Snowplow monitoring tools

Hi Snowplowers,

I am using GCP to deploy the Snowplow data pipeline. I am currently using the monitor.metrics.stdout in enrich configuration file to monitor the good and bad events number, but I am not sure if there is any other way I can get these logs information out to use. And I am also wondering whether there is any similar function in the collector and BigQuery loader, mutator configurations. Or other tools you would suggest using for monitoring?


Hi @phxtorise, it’s great that you’re using the metrics. We’re excited about this new feature in the Snowplow pipeline, because of the opportunities it brings for observing pipeline health.

As well as stdout metrics, enrich also emits metrics in statsd format. Statsd is a popular 3rd party open source tool that listens for events sent over UDP and forwards them to a pluggable backend. We like the statsd format because the pluggable nature means we hopefully enable more users to explore the metrics in many different ways. Also, it’s not free, but this metrics format is also understood by Datadog.

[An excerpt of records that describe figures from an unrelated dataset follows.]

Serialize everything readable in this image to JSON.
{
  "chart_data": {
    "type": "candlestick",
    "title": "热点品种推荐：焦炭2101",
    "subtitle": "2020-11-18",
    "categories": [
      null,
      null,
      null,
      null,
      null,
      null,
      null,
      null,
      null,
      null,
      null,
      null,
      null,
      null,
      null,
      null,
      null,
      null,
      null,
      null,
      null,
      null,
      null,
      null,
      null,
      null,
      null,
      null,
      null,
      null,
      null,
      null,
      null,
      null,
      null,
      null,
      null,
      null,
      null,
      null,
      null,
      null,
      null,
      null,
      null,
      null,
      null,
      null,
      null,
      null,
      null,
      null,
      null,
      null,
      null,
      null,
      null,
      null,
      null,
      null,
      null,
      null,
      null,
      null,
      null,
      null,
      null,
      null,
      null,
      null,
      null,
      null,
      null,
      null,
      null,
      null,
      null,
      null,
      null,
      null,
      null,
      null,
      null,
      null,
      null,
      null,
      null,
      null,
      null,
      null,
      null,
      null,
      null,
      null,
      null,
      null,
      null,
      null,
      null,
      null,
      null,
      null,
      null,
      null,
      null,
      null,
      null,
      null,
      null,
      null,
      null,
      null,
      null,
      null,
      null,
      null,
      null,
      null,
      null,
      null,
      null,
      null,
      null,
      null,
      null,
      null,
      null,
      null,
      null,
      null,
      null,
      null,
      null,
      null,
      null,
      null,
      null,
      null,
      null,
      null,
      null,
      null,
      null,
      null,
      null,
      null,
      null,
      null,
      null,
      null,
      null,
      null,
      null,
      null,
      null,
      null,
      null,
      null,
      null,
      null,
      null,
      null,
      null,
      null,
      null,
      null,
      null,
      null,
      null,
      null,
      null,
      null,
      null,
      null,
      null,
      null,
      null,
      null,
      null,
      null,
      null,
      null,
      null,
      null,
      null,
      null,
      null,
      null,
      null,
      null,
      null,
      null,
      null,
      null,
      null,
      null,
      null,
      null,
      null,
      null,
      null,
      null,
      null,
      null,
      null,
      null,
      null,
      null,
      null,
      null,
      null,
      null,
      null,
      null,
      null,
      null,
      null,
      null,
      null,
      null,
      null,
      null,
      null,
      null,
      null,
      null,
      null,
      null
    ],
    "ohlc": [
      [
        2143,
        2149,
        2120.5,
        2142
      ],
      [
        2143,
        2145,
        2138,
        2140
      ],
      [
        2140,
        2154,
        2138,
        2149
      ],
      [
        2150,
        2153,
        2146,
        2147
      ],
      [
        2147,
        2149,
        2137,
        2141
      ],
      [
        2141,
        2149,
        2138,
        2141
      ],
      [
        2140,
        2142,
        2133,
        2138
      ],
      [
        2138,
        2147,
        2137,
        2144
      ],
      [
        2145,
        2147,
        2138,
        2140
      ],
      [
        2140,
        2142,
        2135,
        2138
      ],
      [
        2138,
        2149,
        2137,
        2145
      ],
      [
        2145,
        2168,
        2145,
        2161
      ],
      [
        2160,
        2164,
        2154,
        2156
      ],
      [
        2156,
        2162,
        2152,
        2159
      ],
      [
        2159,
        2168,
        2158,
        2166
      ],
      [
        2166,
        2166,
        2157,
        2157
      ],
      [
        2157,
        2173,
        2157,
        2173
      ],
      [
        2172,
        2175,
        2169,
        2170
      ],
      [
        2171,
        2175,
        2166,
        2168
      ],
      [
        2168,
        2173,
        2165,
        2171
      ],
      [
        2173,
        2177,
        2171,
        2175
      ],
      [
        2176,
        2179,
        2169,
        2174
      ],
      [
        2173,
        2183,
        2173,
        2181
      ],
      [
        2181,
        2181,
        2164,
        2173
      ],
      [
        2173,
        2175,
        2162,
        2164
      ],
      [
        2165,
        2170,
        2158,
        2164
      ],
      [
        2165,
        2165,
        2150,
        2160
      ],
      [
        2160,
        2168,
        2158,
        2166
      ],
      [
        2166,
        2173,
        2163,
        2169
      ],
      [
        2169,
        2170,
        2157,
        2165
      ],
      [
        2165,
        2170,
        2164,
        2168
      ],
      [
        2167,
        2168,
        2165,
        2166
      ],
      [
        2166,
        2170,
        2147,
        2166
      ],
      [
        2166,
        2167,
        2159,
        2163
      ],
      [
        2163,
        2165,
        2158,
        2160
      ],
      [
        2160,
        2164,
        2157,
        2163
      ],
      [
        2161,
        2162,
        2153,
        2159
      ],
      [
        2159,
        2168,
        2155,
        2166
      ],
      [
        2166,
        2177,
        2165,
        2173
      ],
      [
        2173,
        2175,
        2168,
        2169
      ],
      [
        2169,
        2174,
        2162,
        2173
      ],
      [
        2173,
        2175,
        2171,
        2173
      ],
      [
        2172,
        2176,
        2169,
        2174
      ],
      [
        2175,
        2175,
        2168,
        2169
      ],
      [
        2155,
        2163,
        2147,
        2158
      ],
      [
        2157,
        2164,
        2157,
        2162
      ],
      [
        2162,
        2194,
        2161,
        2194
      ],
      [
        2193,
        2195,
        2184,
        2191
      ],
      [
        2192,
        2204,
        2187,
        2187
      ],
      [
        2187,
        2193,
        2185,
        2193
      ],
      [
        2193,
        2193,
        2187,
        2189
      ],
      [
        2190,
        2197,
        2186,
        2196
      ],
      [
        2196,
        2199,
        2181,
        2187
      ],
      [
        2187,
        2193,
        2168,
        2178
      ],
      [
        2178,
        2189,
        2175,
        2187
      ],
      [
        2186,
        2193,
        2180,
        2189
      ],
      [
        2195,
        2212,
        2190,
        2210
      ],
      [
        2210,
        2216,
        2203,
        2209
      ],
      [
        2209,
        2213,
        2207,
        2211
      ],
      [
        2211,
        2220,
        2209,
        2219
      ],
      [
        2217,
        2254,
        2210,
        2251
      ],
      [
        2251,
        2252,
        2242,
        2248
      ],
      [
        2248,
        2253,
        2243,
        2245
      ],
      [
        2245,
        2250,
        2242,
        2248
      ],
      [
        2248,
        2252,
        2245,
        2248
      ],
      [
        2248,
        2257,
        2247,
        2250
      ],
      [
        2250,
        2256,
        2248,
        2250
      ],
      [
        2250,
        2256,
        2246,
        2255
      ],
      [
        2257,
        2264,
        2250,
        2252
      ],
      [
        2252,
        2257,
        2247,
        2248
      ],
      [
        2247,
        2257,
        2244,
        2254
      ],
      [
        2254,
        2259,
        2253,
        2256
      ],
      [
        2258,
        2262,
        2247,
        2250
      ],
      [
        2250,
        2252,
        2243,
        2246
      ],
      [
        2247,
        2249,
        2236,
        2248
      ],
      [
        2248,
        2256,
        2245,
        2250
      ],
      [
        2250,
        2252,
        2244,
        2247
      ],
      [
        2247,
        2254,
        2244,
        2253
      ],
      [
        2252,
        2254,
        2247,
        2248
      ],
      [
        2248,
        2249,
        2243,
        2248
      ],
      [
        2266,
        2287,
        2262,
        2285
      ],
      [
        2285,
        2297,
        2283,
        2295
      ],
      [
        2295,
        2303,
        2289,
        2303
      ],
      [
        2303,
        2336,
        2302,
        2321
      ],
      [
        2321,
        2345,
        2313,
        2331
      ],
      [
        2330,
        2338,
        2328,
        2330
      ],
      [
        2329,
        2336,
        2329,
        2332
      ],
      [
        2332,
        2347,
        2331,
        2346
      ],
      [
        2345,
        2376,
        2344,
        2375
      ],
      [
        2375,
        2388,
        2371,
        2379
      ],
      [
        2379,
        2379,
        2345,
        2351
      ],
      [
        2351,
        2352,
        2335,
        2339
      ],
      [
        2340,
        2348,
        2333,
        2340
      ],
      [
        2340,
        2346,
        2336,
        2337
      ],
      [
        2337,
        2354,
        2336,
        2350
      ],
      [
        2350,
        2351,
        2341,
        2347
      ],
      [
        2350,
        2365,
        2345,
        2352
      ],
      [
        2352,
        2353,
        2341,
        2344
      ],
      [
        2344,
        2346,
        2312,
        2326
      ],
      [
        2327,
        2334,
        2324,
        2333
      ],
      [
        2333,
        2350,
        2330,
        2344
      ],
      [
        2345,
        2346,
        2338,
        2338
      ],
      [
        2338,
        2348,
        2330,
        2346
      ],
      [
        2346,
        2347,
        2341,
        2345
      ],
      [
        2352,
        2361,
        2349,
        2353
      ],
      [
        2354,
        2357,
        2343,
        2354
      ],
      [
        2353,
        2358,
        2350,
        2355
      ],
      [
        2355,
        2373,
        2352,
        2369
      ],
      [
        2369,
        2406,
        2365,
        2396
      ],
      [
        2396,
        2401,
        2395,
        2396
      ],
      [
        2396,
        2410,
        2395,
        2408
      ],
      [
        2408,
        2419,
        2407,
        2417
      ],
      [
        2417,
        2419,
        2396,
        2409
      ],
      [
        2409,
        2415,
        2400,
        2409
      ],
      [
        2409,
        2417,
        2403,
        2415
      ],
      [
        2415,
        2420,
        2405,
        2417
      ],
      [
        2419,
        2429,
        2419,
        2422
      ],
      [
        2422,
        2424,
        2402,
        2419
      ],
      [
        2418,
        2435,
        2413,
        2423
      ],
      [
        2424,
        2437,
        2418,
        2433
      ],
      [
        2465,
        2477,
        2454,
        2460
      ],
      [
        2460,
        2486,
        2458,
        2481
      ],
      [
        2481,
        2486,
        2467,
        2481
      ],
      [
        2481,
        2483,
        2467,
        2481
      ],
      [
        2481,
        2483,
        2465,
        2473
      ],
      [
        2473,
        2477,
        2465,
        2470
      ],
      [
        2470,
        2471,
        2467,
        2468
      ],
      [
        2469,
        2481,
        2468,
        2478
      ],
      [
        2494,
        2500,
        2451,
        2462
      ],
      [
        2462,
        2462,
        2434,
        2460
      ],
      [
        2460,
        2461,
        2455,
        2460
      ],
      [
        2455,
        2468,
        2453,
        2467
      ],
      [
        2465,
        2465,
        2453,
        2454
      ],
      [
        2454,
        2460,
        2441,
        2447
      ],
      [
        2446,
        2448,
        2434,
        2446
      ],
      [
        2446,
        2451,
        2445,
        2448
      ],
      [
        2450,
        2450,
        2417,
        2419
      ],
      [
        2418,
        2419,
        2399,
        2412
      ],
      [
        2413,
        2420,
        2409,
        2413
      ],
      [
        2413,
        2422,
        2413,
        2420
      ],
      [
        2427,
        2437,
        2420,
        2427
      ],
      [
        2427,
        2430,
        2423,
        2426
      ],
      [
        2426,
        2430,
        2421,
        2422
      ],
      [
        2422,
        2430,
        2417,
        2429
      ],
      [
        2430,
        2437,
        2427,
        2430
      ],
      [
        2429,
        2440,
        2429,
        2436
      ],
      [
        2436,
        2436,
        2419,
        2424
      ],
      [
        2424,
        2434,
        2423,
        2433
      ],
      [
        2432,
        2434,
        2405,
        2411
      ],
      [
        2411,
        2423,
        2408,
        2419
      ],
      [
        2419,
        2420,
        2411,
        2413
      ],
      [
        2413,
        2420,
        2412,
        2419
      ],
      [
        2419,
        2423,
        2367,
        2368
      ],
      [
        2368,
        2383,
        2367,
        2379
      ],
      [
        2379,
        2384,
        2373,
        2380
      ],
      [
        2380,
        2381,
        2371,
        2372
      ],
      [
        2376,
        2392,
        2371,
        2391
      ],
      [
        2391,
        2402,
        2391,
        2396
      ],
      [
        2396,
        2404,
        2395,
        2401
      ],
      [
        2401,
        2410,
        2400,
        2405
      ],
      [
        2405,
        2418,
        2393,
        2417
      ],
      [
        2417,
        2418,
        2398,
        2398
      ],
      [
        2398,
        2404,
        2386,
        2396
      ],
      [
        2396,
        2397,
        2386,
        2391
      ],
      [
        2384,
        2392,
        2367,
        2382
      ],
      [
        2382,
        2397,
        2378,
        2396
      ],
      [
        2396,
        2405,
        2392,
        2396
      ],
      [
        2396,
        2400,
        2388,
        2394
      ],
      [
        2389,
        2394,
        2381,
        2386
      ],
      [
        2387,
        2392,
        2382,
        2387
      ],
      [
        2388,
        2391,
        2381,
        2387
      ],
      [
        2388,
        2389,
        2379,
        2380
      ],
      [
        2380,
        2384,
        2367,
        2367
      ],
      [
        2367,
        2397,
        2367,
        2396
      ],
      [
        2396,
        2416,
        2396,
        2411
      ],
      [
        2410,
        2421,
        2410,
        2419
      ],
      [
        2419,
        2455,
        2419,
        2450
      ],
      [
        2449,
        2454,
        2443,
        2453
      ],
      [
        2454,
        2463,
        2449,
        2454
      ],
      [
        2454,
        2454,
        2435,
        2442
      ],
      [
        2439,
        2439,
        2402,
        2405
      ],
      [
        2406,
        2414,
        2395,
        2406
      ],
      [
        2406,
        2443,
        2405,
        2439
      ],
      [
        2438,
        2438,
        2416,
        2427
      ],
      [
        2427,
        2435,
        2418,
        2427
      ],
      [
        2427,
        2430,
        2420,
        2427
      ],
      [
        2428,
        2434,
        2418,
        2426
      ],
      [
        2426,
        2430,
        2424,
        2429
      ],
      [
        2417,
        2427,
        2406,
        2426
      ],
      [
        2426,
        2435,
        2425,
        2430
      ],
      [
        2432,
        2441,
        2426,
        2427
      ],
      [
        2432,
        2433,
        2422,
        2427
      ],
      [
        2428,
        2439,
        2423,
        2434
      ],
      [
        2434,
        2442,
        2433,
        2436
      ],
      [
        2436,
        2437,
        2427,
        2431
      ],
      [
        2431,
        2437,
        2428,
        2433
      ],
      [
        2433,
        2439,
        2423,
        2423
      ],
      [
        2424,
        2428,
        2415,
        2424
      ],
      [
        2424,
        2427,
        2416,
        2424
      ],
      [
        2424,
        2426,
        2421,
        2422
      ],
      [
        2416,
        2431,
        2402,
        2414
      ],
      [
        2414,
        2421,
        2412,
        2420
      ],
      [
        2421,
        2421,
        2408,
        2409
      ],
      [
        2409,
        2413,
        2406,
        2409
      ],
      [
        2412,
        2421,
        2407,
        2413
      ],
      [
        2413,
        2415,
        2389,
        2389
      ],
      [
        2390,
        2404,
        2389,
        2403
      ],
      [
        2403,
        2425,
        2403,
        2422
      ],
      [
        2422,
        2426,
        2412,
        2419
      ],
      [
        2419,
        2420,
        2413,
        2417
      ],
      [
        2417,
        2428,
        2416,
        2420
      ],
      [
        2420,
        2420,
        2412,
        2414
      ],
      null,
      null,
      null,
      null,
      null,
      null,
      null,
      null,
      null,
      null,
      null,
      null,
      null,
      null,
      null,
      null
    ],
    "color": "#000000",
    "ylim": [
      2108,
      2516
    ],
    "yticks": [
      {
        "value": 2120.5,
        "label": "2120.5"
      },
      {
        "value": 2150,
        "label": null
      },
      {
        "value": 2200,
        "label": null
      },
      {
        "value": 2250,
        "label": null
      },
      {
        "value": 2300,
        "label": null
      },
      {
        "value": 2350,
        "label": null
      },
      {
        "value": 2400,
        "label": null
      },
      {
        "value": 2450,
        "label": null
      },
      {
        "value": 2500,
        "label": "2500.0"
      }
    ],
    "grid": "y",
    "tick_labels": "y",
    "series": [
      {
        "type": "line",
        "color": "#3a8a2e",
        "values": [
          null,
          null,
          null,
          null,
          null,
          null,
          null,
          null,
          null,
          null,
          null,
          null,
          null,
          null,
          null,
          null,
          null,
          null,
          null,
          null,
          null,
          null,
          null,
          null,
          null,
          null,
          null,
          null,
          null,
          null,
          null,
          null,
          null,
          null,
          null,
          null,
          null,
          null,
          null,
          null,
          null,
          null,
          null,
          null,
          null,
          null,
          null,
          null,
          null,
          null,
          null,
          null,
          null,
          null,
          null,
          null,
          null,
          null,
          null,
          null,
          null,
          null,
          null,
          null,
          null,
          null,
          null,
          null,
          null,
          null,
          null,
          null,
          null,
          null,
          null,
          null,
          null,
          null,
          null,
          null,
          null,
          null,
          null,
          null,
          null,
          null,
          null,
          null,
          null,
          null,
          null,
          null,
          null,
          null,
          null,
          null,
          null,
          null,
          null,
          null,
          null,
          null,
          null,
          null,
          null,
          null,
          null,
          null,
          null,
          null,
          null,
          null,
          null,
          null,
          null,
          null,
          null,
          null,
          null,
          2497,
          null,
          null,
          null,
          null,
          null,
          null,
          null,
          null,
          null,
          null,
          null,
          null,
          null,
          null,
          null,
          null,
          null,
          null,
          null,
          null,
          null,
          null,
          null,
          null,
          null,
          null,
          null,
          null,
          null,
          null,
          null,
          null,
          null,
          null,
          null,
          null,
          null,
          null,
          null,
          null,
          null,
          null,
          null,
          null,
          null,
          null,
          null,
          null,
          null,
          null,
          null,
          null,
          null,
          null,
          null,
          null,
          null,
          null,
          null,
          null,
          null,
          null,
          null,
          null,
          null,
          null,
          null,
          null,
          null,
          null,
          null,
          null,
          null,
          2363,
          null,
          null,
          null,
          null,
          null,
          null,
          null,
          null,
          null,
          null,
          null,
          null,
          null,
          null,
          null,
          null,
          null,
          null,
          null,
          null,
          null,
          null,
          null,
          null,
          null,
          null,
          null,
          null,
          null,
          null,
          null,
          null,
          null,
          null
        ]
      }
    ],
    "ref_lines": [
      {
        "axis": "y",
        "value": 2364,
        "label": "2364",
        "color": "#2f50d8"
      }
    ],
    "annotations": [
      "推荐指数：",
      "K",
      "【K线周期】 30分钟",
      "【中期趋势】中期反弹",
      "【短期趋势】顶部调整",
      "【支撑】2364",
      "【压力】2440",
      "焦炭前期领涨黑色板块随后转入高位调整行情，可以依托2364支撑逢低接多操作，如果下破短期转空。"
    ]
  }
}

There is documentation about using enrich and statsd over here, and see the monitoring.metrics.statsd options in the configuration reference.

And yes we do support metrics in the collector and BigQuery loader! For BigQuery loader, here are the relevant fields of the configuration reference. We don’t seem to have any documentation for the collector statsd metrics (yet - it’s very new) but here is an example configuration in the github repo.

Not for you, but in case aws pipeline users are reading this… we also have documentation for statsd metrics in the S3 loader and in the RDB loader.


I am currently investigating monitoring approaches and never worked with statsd. We are using Datadog so it would be kind of obvious to use statsd.

Question: I am having a hard time to understand the benefits of statsd vs. GCP cloud monitoring policies (which are in place for BDP customers). Are the metrics basically the same but statsd is just the standard to consume the data in 3rd Party tools like datadog? If so, it it’s probably not worth the effort to develop a datadog consumer if GCP cloud monitoring offers that out of the box?

Kind regards.